Теперь, когда художник снова стоял на ступеньках, где его угнетал и вид негостеприимной улицы, и солнце, затуманенное маревом зноя, он не согласился ни на вторник, ни на среду, и сказал, что придет в четверг. Почему? О, совсем не потому, что он боялся уронить свое достоинство — он пекся о нем гораздо меньше, чем предполагали де Барриосы. Просто ему не хотелось давать волю мечте, родившейся у него в затененной гостиной, не хотелось верить, что он еще чего-то жаждет и к чему-то стремится в этом опустелом мире.

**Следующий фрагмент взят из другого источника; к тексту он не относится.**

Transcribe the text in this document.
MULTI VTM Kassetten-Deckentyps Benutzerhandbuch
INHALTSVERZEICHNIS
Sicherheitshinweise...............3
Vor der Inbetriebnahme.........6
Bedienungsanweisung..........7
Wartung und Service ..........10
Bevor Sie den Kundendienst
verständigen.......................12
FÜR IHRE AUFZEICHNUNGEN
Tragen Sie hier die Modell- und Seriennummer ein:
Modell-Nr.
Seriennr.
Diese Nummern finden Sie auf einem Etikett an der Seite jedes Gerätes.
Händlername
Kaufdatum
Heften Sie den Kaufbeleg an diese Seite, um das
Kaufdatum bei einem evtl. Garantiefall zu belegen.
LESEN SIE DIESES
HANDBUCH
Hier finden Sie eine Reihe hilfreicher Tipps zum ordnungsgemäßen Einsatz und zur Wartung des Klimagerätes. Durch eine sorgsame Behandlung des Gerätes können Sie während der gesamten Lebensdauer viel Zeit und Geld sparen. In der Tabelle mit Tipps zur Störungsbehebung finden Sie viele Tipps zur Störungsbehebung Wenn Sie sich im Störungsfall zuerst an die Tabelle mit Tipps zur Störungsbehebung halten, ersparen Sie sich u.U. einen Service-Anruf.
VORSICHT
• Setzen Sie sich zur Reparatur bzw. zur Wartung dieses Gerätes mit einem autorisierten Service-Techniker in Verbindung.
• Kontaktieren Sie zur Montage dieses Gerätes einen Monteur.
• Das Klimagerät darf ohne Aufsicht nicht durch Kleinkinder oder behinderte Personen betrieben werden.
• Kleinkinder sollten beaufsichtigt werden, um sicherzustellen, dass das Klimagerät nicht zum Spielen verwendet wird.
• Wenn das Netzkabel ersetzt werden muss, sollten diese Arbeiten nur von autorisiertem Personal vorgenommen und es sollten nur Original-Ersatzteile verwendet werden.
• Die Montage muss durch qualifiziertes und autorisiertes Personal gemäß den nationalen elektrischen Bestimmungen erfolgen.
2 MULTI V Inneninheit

Ни одна работа, даже «Синдики гильдии суконщиков», не подвигалась у Рембрандта так споро, как портрет Мигеля де Барриоса. В середине октября полотно было закончено и, положив лупу, которую он попросил изобразить на портрете, потому что был дальнозорок и не мог без нее читать, поэт сказал:

— Превосходно! Превосходно! Умоляю вас: больше ни одного мазка.

Рембрандт нуждался в этом одобрении и был благодарен за него: разве может быть уверен в себе человек, который на седьмом десятке лет бредет в неведомую страну, притом бредет вслепую и повинуясь лишь внутреннему, не всегда понятному голосу?